İkinci Türkiye seyahati 20 yıl sonradır. Audrey artık sinema dünyasında yerini iyice sağlamlaştırmıştı. Kendisini hayır işlerine vermişti. UNICEF’in iyi niyet elçisi olmuştu.
Hayatının sonuna kadar bu göreve devam etti. 1988’de Türkiye’ye çocuk bayramı etkinliklerinde bir konuşma yapmak üzere davet edildi.
Bu gelişine ilişkin TRT arşivinde harika bir video kaydı vardır. Bu videoda Haldun Dormen ile yaptığı inanılmaz keyifli bir sohbet göreceksiniz. Audrey’i yakından tanımak isteyenlere tavsiye ederim.
BÜYÜKBABASININ İZMİR’DE ÇİFTLİĞİ VARMIŞ
Hollanda dünya tarihinin en büyük sömürgeci devletlerinden biridir. Hollanda’nın “ Altın Çağında” büyük bir deniz ticaret filosu vardı. Köle ticaretinden büyük servet yapmış “Dutch” burjuvazisi en parlak çağını yaşamıştı.
Hollandalıların ilgi alanlarından iki örnek: Antiller ve East İndies (Güneydoğu Asya/ eskiden Hindiçini denilirdi) Kısaca , Hollanda, Altın Çağında Guyana’dan (Surinam) Sumatra’ya kadar sömürge alanları yaratmıştı. East Indies Company bu konuda bilinen en eski kurumdur.
19. yüzyılda Osmanlı ülkesinin de Dünya kapitalizmi ile entegrasyonu gerçekleşti. Pamuk plantasyonları yaygınlaştı. Mısır, Çukurova ve Ege bölgesinde yetişen ürünler Avrupa piyasalarının ilgi alanı oldu.
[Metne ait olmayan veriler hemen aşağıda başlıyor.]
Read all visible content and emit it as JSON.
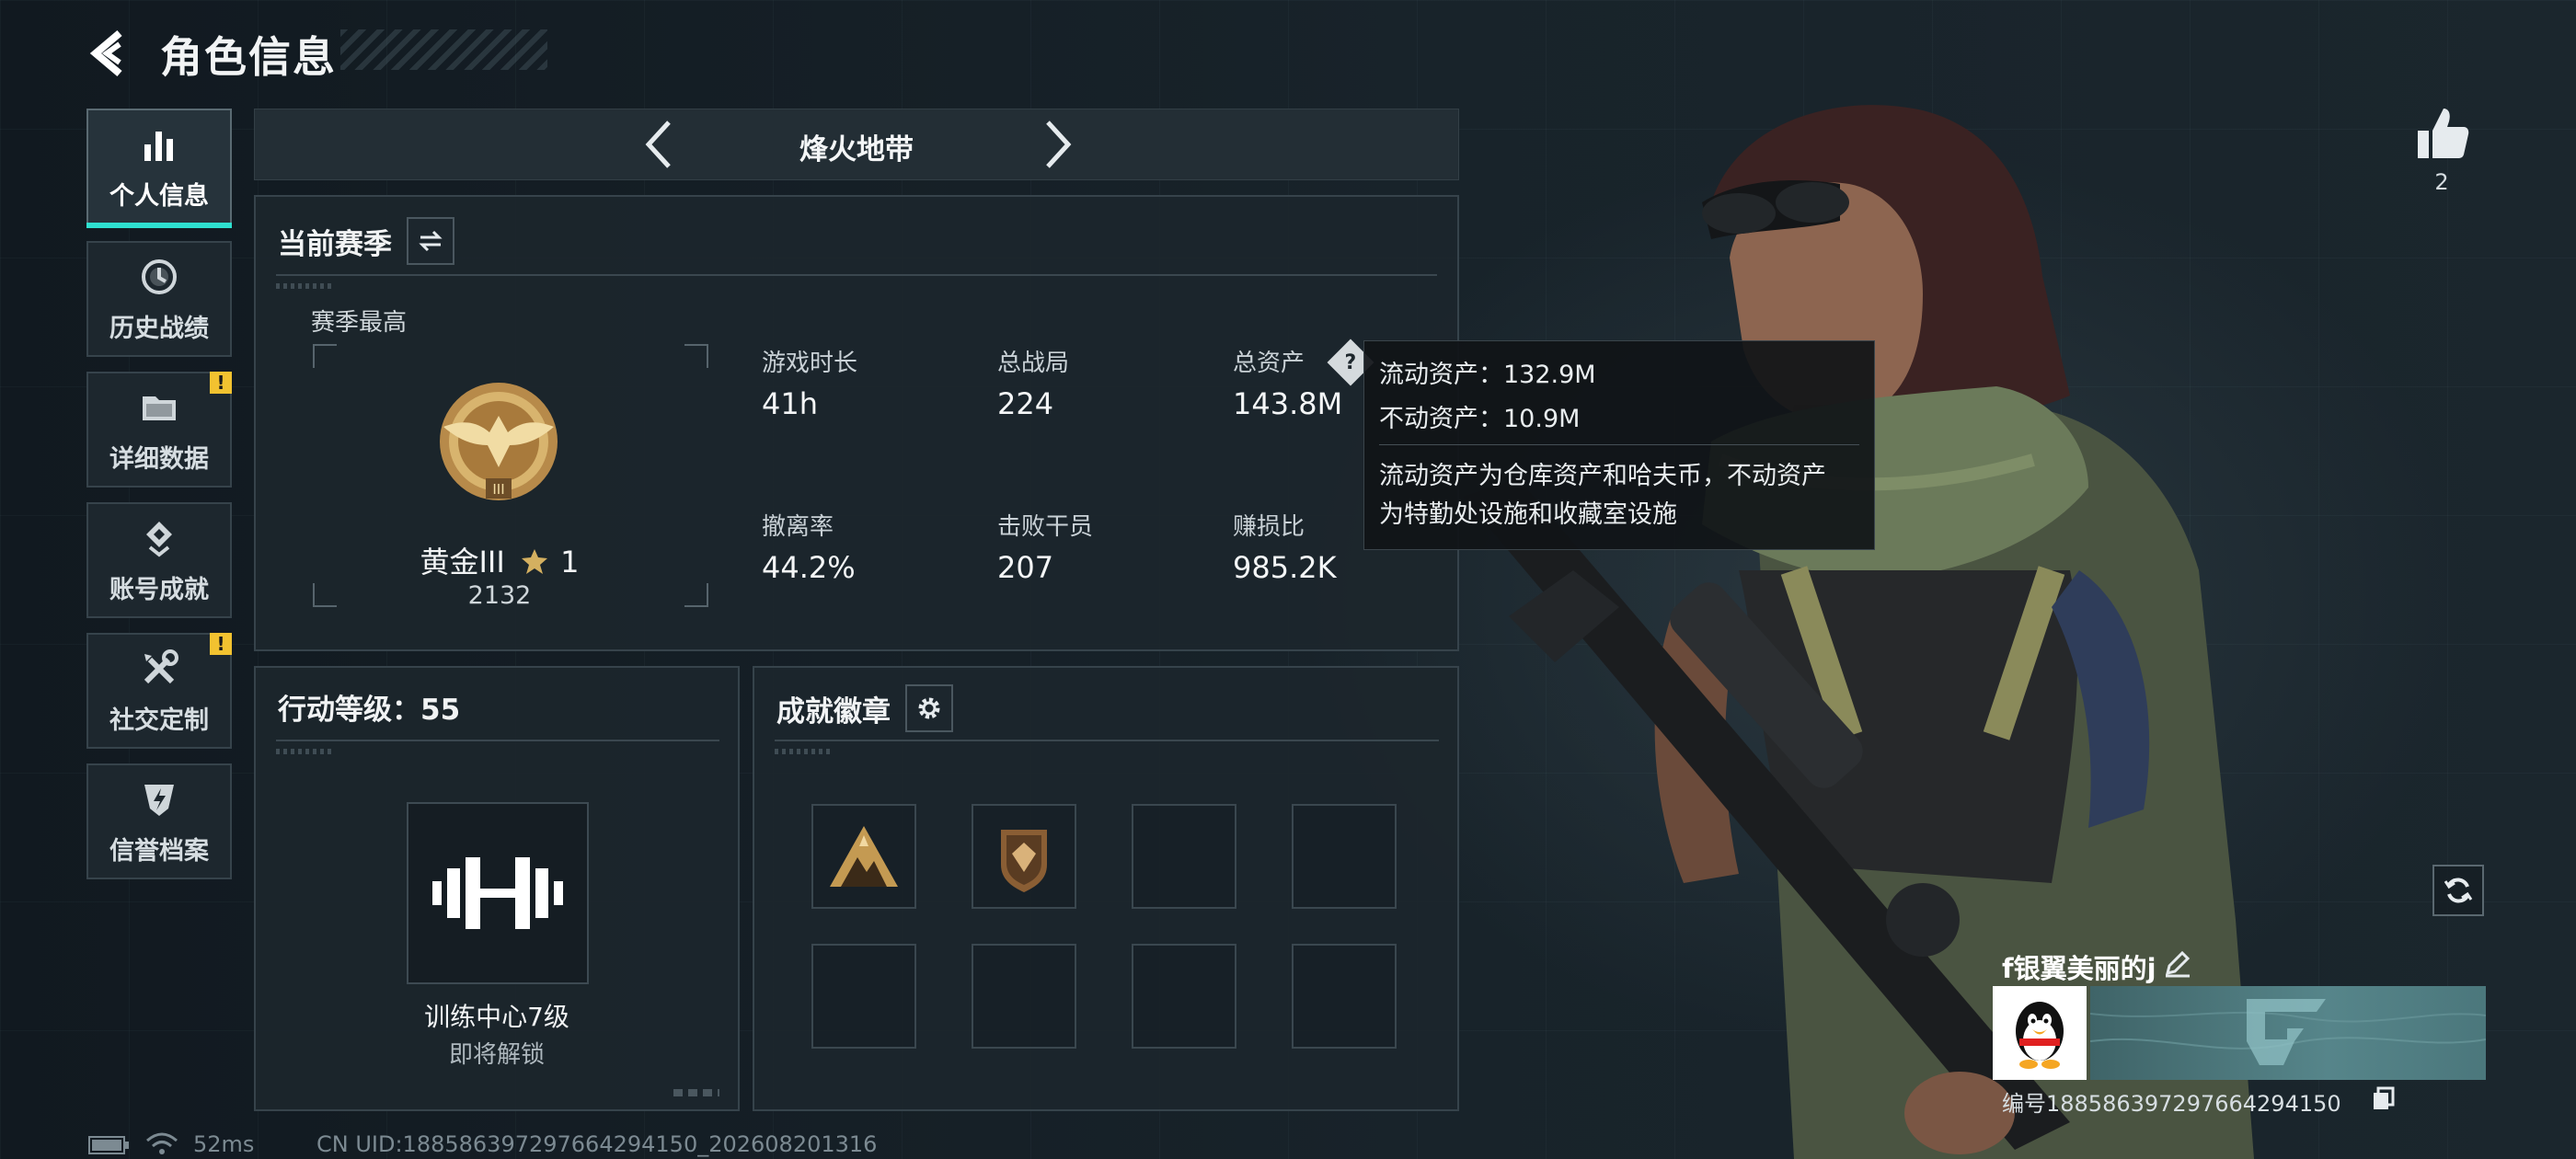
{
  "header": {
    "title": "角色信息",
    "back_icon": "back-arrow-icon"
  },
  "sidebar": {
    "items": [
      {
        "label": "个人信息",
        "icon": "bar-chart-icon",
        "active": true,
        "warning": false
      },
      {
        "label": "历史战绩",
        "icon": "history-clock-icon",
        "active": false,
        "warning": false
      },
      {
        "label": "详细数据",
        "icon": "folder-icon",
        "active": false,
        "warning": true,
        "warning_text": "!"
      },
      {
        "label": "账号成就",
        "icon": "achievement-icon",
        "active": false,
        "warning": false
      },
      {
        "label": "社交定制",
        "icon": "tools-icon",
        "active": false,
        "warning": true,
        "warning_text": "!"
      },
      {
        "label": "信誉档案",
        "icon": "shield-bolt-icon",
        "active": false,
        "warning": false
      }
    ]
  },
  "mode_bar": {
    "title": "烽火地带"
  },
  "season": {
    "title": "当前赛季",
    "subtitle": "赛季最高",
    "rank": {
      "name": "黄金III",
      "stars": "1",
      "score": "2132"
    },
    "stats": [
      {
        "label": "游戏时长",
        "value": "41h"
      },
      {
        "label": "总战局",
        "value": "224"
      },
      {
        "label": "总资产",
        "value": "143.8M"
      },
      {
        "label": "撤离率",
        "value": "44.2%"
      },
      {
        "label": "击败干员",
        "value": "207"
      },
      {
        "label": "赚损比",
        "value": "985.2K"
      }
    ],
    "help_label": "?"
  },
  "tooltip": {
    "liquid": "流动资产：132.9M",
    "fixed": "不动资产：10.9M",
    "note_line1": "流动资产为仓库资产和哈夫币，不动资产",
    "note_line2": "为特勤处设施和收藏室设施"
  },
  "action_level": {
    "title": "行动等级：55",
    "training_name": "训练中心7级",
    "training_status": "即将解锁"
  },
  "badges": {
    "title": "成就徽章",
    "settings_icon": "gear-icon"
  },
  "player": {
    "likes": "2",
    "name": "f银翼美丽的j",
    "id_text": "编号1885863972976642941​50"
  },
  "status_bar": {
    "ping": "52ms",
    "uid": "CN UID:188586397297664294150_202608201316"
  },
  "colors": {
    "accent": "#2ee0d0",
    "warning": "#f2c230",
    "gold": "#c9a45a"
  }
}
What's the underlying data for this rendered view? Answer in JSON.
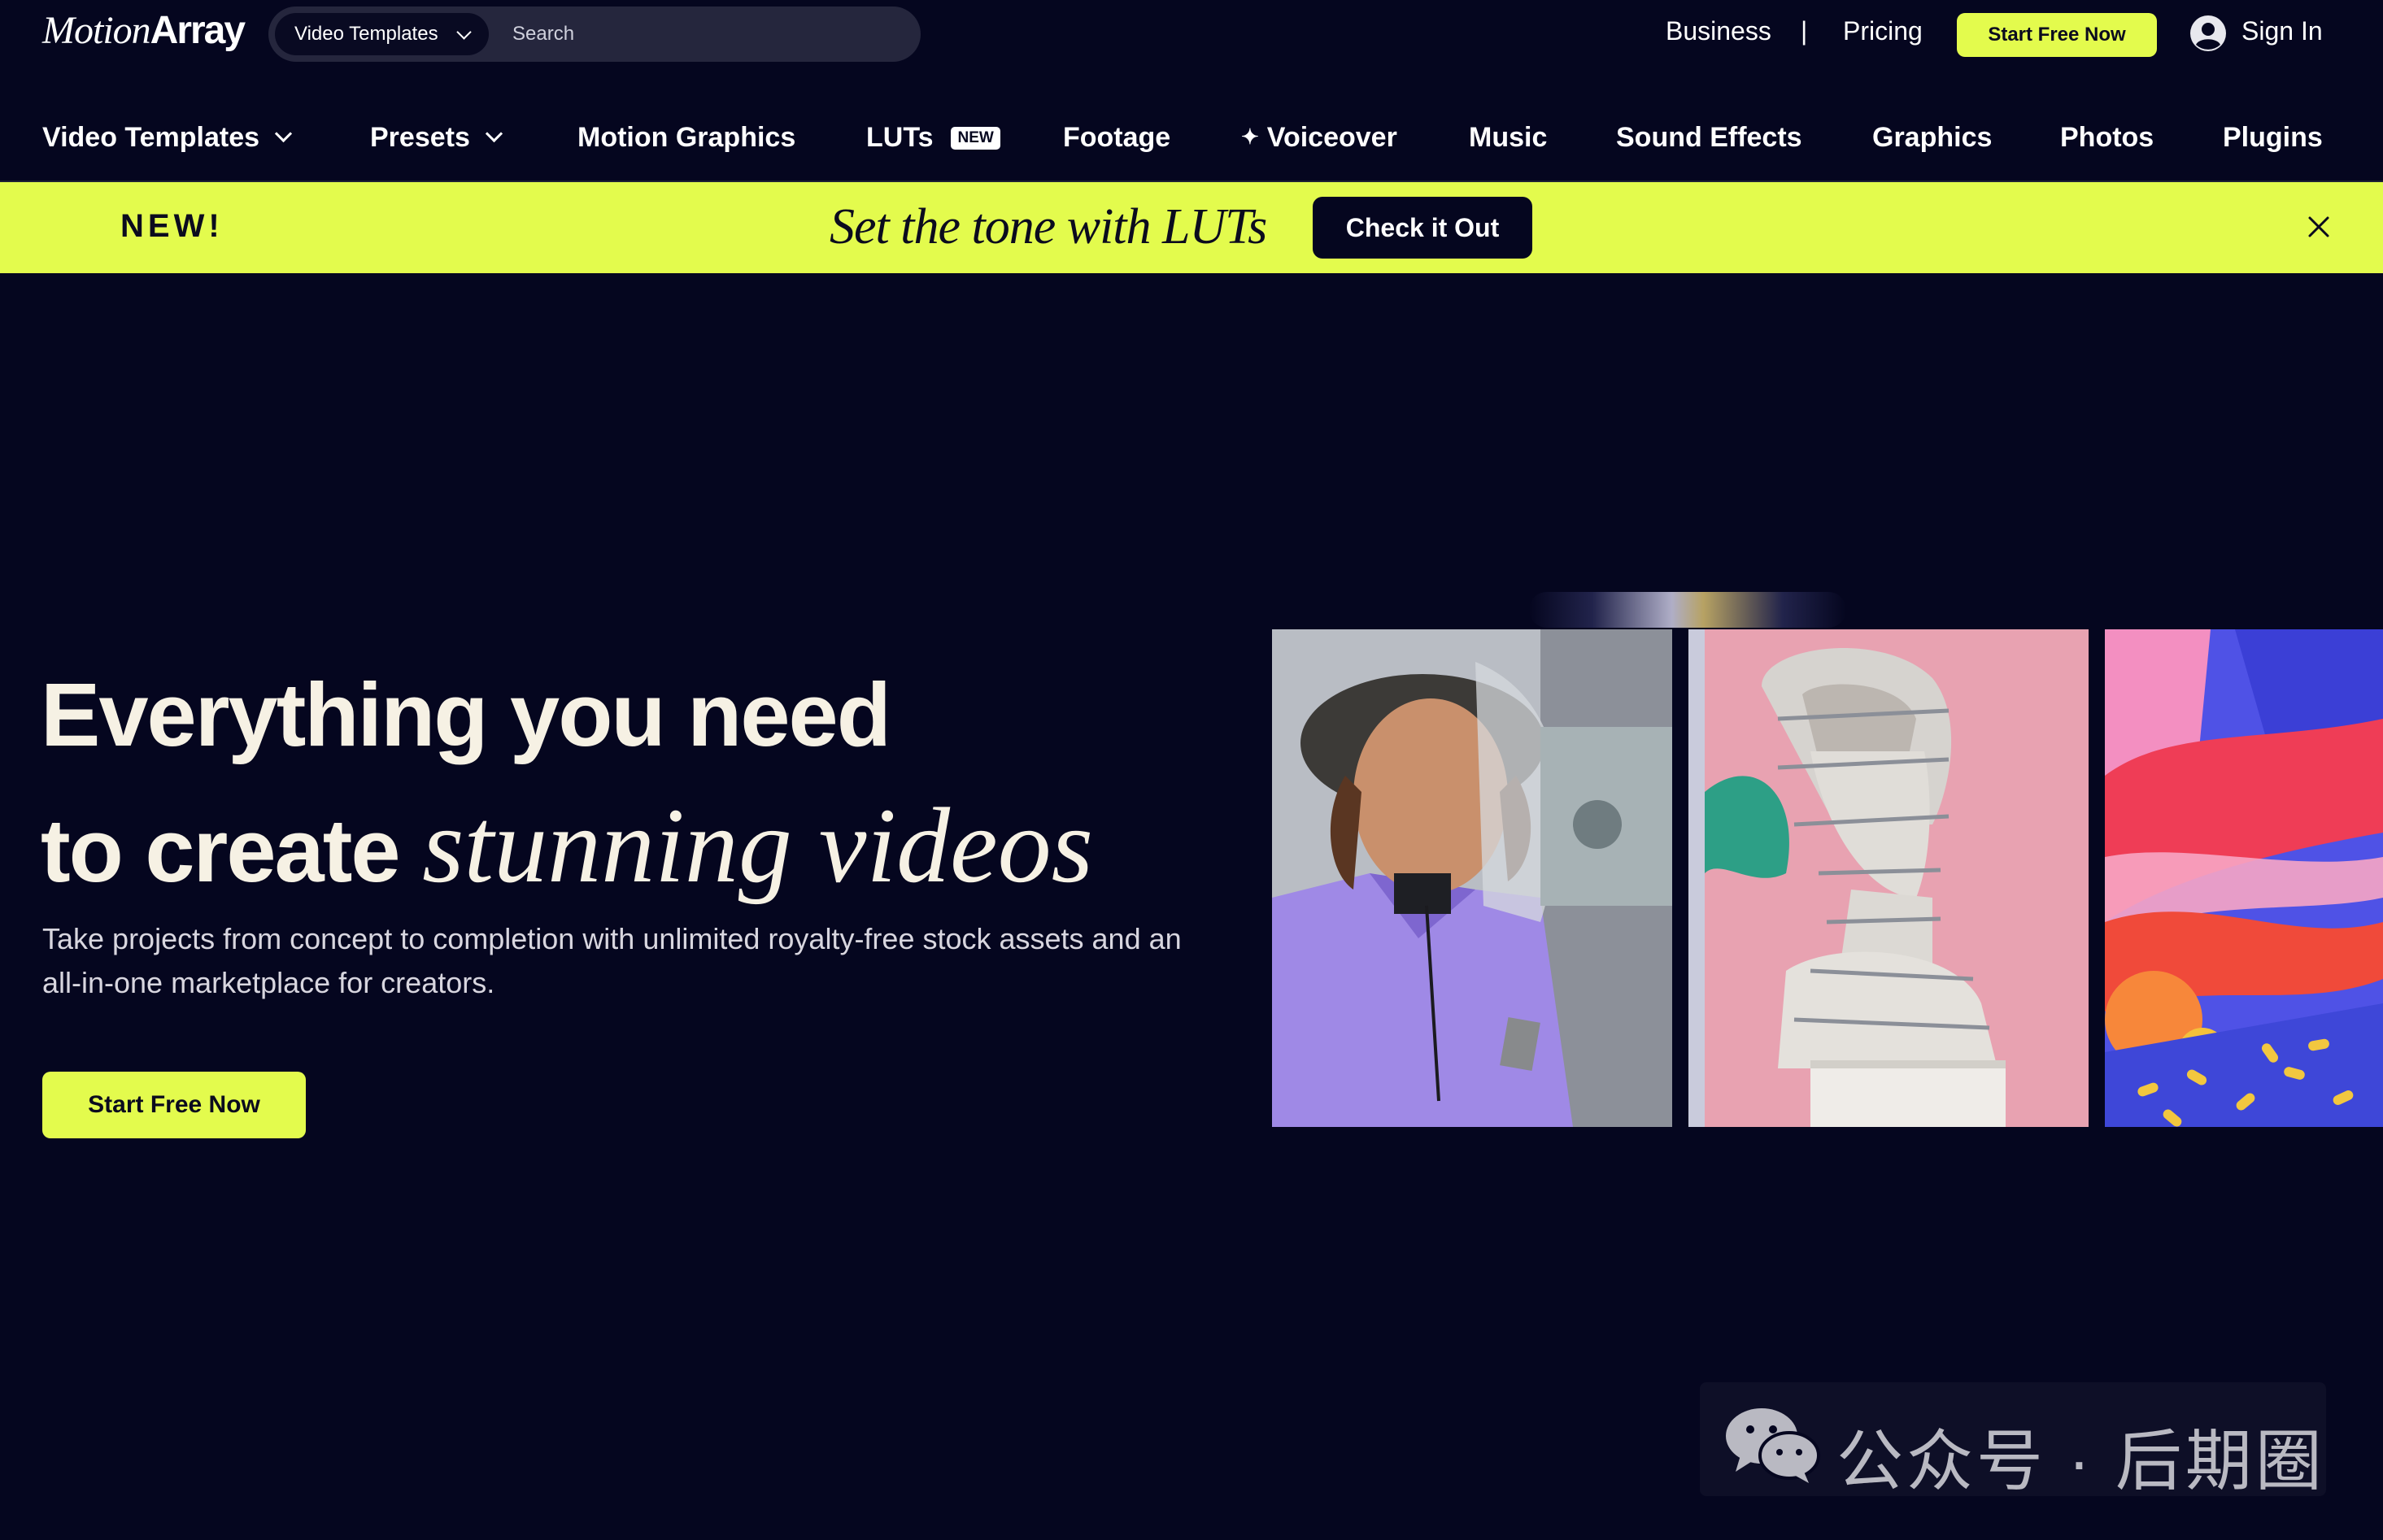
{
  "brand": {
    "logo_part1": "Motion",
    "logo_part2": "Array"
  },
  "search": {
    "category": "Video Templates",
    "placeholder": "Search"
  },
  "top_links": {
    "business": "Business",
    "separator": "|",
    "pricing": "Pricing",
    "start_free": "Start Free Now",
    "sign_in": "Sign In"
  },
  "nav": {
    "video_templates": "Video Templates",
    "presets": "Presets",
    "motion_graphics": "Motion Graphics",
    "luts": "LUTs",
    "luts_badge": "NEW",
    "footage": "Footage",
    "voiceover": "Voiceover",
    "music": "Music",
    "sound_effects": "Sound Effects",
    "graphics": "Graphics",
    "photos": "Photos",
    "plugins": "Plugins"
  },
  "promo": {
    "tag": "NEW!",
    "headline": "Set the tone with LUTs",
    "button": "Check it Out"
  },
  "hero": {
    "line1": "Everything you need",
    "line2_plain": "to create ",
    "line2_italic": "stunning videos",
    "subtitle": "Take projects from concept to completion with unlimited royalty-free stock assets and an all-in-one marketplace for creators.",
    "cta": "Start Free Now"
  },
  "watermark": {
    "text": "公众号 · 后期圈"
  },
  "colors": {
    "background": "#05061f",
    "accent": "#e3fb4d",
    "headline": "#f6f1e4"
  },
  "icons": {
    "search_dropdown": "chevron-down-icon",
    "account": "user-circle-icon",
    "voiceover": "sparkle-icon",
    "promo_close": "close-icon",
    "watermark": "wechat-icon"
  }
}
Bu arada Surinam genel valiliği yapan Audrey’nin büyükbabası Aarnoud van Heemstra İzmir Cumaovasında büyük bir çiftlik satın almış. Çiftliğin arazisi çok genişmiş.
Çiftlik Birinci Dünya Savaşı yıllarında ünlü İttihatçı Rahmi Bey’in eline geçmiş. İzmir Valiliği yapan Rahmi Bey İstanbul’da iken Ethem bir baskınla oğlunu kaçırmış, çocuk fidye karşılığı serbest bırakılmış. Bu olaylar mütareke dönemine girerken olmuştu; bunu hatırlatayım.
Bu geniş mülk daha sonra Caroline Koç’un dedesi Henry Giraud’nun eline geçmiştir. Bir yazarımız Audrey’in annesinin 1900’de İzmir’de doğduğunu iddia ediyor. Bu doğru olmasa bile çiftlik işi doğru. Audrey 1968’de ilk defa Türkiye’ye geldiğinde İzmir’deki bu çiftliği görmek istemiş.
ANNE TARAFINDAN ARİSTOKRAT
Audrey’in annesi Ella van Heemstra’dır. Kökeni Ortaçağ’a kadar giden “Cermen-Dutch” soylusu bir aileden gelir.
Audrey’nin annesi ve babası ilginç insanlar. İkisinin de ikinci evlilikleri. Audrey’nin üvey erkek kardeşleri var. Bazı kaynaklarda babasının zengin bir bankacı olduğu yazıyor, Doğru değil. Bankerlik işleriyle uğraşmış bir süre. Annesinin Prenses Diana ile kuzen olduğunu okudum bir yerlerde. Doğru olabilir. Çünkü Avrupa soylu sınıfının evlilikler yoluyla birbiriyle akrabalıkları biliniyor. Bunun en meşhur örneği Rus Çarı II Nikola, İngiliz Kralı V. George ve Kaiser II. Wilhelm birbirinin kuzeni olurlar.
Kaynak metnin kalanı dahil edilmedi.